Mental Health Impact of COVID
7 September 2020 by Nes Demir
Make no mistake the pandemic is hurting and harming many within our family and workplaces. Here is the latest data available on the impact of the pandemic.
A survey conducted by the Australian Bureau of Statistics revealed over 40% of Australians had experienced feelings associated with anxiety and depression between mid-July and mid-August. Again, these feelings were more prominent in women and those aged 18 to 64 years. Only 17% of those who had experienced such feelings discussed them with a doctor or other health professional.
According to the Black Dog Institute, those with pre-existing anxiety disorders and mental health problems, health care workers, in quarantine and unemployed or employed on a casual basis are at a higher risk of experiencing these feelings.
For health care workers and other front-line workers, these feelings may be caused by burnout. Burnout is commonly experienced by young registered nurses and by nurses who have higher patient numbers. Risks of burnout have been unsurprisingly heightened during the fight against the pandemic. They may also face emotional overload due to shortages of personal protective equipment and the fear of infection.

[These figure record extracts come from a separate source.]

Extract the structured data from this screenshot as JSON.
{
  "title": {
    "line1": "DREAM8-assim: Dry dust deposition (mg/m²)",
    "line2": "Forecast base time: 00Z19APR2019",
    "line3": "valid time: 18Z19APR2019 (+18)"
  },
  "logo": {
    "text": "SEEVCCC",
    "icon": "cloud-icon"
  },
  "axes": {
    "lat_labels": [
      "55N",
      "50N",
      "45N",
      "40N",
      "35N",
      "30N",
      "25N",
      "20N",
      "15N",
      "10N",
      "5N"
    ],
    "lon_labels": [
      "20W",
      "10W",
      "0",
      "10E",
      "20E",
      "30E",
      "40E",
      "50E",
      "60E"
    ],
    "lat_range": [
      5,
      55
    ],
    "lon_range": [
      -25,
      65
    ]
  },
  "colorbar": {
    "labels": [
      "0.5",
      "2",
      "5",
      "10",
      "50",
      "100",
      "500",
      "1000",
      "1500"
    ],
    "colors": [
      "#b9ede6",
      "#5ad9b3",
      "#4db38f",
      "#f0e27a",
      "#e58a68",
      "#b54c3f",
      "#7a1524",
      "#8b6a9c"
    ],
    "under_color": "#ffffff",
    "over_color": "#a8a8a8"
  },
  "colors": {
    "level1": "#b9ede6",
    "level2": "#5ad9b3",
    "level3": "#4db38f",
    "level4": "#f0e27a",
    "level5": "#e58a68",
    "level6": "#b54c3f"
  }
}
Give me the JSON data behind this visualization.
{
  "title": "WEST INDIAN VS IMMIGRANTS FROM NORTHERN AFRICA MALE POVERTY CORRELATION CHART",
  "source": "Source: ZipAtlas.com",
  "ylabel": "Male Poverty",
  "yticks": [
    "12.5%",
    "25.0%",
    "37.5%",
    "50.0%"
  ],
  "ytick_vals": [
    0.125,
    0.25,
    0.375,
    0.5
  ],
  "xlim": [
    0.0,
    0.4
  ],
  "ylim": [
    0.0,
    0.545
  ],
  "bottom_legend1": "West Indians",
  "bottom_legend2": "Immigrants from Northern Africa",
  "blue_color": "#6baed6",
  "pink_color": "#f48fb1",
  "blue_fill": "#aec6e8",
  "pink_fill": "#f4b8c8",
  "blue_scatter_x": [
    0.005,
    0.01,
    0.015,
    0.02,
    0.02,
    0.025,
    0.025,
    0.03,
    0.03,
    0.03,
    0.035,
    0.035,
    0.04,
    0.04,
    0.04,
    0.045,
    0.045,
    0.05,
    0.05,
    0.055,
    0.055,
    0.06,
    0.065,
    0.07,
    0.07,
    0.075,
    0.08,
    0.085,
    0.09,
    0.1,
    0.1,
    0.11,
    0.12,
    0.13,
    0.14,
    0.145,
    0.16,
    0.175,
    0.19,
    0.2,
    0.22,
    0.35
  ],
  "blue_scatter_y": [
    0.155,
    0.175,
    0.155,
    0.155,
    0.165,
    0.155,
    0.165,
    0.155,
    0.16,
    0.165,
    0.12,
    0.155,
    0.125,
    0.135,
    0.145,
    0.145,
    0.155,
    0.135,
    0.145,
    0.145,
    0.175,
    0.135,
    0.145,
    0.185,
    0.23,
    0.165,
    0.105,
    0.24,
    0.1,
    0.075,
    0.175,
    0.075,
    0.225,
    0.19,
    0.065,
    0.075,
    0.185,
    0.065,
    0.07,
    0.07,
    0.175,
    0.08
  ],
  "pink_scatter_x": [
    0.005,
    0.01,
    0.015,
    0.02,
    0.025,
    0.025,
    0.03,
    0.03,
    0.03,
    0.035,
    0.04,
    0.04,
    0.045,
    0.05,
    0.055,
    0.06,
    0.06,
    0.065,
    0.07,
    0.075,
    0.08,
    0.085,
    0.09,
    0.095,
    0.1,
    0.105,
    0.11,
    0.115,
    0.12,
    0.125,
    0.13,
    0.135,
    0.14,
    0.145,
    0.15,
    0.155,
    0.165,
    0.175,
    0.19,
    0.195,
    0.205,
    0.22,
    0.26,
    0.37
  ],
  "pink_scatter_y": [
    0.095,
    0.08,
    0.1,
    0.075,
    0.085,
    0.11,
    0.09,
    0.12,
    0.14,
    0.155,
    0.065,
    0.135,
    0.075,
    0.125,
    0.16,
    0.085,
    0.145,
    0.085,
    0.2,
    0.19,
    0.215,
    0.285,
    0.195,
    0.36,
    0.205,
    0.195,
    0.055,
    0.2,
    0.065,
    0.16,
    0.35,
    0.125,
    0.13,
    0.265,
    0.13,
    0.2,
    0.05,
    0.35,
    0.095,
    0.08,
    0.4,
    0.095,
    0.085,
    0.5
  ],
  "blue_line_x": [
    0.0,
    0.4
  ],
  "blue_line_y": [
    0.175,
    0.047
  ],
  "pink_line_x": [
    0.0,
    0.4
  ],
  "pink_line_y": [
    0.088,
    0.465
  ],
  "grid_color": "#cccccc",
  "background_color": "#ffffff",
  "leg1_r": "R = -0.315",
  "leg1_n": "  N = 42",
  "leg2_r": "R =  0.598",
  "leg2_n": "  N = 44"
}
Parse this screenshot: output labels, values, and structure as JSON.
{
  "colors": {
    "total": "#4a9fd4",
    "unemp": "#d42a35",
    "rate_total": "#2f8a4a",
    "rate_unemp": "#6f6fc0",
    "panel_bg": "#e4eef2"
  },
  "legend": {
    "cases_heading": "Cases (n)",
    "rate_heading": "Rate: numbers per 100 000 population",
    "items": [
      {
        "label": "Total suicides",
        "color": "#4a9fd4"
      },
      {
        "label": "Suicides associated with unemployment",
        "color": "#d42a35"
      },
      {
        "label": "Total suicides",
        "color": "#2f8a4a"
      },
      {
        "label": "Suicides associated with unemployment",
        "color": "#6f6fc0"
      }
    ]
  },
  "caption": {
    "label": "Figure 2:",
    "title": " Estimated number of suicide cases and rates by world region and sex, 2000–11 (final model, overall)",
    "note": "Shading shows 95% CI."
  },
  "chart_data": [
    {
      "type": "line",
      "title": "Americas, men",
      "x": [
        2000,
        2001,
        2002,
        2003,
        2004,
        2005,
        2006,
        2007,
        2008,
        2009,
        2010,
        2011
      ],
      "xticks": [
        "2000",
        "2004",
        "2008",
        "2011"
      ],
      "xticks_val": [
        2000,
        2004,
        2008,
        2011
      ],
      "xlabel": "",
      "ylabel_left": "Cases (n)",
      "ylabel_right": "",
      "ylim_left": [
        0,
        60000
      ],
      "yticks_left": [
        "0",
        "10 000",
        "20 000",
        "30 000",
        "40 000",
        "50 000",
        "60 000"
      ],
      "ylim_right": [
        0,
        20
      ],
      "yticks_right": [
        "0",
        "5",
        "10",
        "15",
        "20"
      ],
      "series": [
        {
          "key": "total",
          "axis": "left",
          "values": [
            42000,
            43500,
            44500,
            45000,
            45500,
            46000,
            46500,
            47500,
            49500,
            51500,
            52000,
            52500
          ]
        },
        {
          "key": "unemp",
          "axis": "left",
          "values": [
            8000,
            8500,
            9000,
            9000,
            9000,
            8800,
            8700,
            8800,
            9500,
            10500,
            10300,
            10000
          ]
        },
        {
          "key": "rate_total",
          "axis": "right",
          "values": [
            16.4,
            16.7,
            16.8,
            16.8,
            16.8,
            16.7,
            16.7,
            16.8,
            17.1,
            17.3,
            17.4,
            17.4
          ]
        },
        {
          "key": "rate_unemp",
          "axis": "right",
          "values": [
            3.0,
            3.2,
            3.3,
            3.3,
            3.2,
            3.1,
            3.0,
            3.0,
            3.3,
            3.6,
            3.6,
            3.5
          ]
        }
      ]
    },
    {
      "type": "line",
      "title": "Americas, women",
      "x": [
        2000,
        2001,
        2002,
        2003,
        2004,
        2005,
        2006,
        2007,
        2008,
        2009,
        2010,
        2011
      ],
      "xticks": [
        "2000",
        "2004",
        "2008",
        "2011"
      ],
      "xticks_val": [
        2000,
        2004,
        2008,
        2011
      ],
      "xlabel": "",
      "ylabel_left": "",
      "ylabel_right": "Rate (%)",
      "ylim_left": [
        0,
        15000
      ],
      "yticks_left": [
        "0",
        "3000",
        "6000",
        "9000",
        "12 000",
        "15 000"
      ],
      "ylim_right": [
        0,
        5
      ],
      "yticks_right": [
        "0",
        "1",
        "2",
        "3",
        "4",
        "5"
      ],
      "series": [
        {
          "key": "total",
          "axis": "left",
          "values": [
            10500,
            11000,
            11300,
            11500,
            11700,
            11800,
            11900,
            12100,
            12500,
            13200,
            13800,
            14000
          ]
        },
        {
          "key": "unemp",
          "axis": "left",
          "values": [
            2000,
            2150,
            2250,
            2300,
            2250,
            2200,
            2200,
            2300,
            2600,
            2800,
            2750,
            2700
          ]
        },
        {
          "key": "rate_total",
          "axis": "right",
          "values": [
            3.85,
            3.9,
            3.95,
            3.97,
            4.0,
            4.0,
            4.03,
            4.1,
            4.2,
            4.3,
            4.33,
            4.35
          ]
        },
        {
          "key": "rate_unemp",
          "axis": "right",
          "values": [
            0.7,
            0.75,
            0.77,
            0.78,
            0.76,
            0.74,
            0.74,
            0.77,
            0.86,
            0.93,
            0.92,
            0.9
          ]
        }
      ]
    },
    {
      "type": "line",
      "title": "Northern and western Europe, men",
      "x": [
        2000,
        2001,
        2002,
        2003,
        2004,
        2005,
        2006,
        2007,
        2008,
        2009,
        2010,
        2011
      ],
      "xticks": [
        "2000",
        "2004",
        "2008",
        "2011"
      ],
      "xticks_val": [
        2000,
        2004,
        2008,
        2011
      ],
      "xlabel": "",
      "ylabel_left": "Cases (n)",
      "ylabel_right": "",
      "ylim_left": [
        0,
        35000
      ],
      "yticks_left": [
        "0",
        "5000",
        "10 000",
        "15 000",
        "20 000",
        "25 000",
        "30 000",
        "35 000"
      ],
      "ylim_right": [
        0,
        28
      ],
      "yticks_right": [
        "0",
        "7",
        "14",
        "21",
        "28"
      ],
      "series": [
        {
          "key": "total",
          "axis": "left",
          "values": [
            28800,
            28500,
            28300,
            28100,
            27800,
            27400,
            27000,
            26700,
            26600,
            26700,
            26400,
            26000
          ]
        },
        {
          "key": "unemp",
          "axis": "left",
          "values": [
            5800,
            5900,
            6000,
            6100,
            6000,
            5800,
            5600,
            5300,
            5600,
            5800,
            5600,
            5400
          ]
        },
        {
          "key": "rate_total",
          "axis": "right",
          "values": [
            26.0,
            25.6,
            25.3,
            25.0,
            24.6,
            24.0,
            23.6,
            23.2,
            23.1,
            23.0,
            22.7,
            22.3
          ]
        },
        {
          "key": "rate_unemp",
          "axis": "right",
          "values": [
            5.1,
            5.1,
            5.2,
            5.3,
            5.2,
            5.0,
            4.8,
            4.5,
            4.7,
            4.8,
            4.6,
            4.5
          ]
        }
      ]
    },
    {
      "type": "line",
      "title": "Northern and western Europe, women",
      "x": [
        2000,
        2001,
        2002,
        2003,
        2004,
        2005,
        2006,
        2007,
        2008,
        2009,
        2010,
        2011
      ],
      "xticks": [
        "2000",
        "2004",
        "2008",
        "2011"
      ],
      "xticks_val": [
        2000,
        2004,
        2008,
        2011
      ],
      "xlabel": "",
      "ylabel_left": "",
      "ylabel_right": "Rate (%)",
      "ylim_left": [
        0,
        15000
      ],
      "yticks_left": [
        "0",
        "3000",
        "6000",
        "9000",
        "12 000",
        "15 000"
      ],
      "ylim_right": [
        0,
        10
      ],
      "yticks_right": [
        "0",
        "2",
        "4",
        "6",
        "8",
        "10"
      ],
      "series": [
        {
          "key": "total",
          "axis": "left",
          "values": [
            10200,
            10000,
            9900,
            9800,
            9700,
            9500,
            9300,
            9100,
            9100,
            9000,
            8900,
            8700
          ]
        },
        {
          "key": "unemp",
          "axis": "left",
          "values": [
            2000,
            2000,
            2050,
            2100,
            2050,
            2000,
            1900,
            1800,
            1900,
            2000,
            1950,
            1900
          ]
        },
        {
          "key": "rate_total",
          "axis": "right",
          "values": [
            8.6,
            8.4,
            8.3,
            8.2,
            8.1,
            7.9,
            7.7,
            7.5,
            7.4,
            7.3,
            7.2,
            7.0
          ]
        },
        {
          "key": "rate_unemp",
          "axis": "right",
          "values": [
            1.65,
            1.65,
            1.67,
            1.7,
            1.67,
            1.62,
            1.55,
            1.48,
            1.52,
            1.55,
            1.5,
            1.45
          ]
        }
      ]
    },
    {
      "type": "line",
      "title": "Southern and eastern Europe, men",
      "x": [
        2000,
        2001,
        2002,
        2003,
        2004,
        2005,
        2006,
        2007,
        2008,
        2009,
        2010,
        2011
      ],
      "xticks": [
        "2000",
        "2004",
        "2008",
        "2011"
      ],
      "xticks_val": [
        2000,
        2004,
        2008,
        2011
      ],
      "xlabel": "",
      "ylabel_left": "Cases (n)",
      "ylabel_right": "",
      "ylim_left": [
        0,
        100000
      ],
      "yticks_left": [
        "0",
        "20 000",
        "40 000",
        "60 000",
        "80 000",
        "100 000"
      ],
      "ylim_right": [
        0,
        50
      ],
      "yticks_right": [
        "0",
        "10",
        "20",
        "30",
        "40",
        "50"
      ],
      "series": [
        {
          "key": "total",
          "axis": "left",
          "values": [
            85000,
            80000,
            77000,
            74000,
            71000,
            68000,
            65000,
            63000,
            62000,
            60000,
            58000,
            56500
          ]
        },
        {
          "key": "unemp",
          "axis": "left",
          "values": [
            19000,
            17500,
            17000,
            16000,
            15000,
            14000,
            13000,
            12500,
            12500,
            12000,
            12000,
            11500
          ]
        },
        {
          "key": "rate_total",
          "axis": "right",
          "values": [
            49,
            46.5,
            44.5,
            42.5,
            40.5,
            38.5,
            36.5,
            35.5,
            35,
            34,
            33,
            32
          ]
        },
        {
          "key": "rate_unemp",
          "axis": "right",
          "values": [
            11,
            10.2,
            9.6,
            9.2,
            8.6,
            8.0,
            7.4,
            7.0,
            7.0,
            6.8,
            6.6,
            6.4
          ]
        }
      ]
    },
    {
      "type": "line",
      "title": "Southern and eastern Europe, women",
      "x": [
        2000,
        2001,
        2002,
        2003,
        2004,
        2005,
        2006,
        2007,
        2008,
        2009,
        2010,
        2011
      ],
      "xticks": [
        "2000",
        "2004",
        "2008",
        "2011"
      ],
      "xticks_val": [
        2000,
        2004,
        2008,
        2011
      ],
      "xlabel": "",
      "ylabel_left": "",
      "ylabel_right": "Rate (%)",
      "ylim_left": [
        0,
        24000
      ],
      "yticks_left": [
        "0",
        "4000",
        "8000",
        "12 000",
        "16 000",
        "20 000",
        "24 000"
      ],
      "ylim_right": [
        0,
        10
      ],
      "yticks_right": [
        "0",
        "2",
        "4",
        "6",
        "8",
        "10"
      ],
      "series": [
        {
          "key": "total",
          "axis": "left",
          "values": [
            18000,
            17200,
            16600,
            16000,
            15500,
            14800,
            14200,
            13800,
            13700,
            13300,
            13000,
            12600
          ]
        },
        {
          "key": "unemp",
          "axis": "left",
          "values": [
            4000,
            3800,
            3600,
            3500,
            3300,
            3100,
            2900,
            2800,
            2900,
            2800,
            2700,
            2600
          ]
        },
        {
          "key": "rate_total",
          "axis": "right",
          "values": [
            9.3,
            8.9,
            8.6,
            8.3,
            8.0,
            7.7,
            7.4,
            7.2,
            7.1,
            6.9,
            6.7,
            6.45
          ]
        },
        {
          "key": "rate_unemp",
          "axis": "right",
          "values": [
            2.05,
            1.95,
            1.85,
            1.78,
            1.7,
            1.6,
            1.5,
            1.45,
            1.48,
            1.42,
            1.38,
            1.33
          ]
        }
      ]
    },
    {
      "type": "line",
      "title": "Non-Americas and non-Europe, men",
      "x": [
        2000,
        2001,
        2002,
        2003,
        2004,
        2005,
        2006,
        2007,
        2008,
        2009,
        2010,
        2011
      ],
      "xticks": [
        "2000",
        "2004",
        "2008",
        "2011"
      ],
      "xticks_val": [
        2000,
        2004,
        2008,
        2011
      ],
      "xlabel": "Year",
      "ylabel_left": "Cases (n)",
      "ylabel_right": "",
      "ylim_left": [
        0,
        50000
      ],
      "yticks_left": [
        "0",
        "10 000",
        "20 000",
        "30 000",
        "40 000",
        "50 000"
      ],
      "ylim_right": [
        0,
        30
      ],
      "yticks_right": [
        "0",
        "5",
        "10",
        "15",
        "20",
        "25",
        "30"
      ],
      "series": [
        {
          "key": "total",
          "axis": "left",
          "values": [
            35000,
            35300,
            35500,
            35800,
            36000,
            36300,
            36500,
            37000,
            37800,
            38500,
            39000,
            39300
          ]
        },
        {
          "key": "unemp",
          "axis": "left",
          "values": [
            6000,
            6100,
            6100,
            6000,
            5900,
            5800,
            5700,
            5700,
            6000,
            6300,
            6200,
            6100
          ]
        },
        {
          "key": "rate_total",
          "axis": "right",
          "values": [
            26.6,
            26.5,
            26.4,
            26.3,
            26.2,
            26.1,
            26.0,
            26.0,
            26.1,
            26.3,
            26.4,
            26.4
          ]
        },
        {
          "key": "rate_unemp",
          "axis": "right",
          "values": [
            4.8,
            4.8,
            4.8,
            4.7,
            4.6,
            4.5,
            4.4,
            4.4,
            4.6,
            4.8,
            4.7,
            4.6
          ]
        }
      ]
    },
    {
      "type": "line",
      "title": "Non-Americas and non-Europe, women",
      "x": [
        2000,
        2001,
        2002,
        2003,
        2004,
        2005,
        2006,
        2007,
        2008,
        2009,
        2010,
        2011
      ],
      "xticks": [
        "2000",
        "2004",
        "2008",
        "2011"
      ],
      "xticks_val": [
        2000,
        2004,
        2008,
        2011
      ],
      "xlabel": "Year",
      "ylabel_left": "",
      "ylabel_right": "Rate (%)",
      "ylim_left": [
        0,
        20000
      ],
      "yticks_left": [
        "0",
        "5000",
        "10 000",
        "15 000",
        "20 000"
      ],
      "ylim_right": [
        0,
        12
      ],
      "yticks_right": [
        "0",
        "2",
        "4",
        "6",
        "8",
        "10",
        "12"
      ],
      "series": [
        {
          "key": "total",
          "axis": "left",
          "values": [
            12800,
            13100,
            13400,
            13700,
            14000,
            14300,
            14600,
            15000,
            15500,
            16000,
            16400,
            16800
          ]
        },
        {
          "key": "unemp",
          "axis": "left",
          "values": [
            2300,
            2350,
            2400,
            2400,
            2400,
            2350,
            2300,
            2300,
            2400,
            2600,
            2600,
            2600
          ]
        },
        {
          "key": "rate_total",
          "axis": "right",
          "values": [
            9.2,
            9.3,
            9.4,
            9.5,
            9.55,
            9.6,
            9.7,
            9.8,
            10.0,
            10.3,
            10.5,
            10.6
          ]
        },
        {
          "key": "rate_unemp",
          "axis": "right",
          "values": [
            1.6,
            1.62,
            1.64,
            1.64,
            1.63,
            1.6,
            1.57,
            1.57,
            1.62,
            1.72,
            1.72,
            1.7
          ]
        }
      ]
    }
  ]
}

Parents are also at risk having experienced increased worry and stress with schools and childcare centers closing down. In a tracking poll conducted by the Kaiser Family Foundation in mid-July, over 65% of US parents expressed concern about their children falling behind socially, emotionally and academically. Approximately 50% expressed concern about losing income if they could not go to work or not being able to pay their children enough attention if they were working from home.
The reality of the pandemic and its impact on mental health is beginning to hit home more than ever. AIA Australia revealed call volumes at their super fund call centres have surged during the pandemic, particularly in relation to life insurance applications and other insurance covers, receiving between 6-12 months volume in a single month. Lifeline Australia is receiving approximately 3200 calls each day, compared to a daily average of 2500 in 2019. In Victoria, the mass business closures and strict curfews have led to a 20% increase in mental health crisis calls across various mental health support groups. Approximately 66% of the calls to Beyond Blue’s Coronavirus Mental Wellbeing Support Service are coming from Victoria.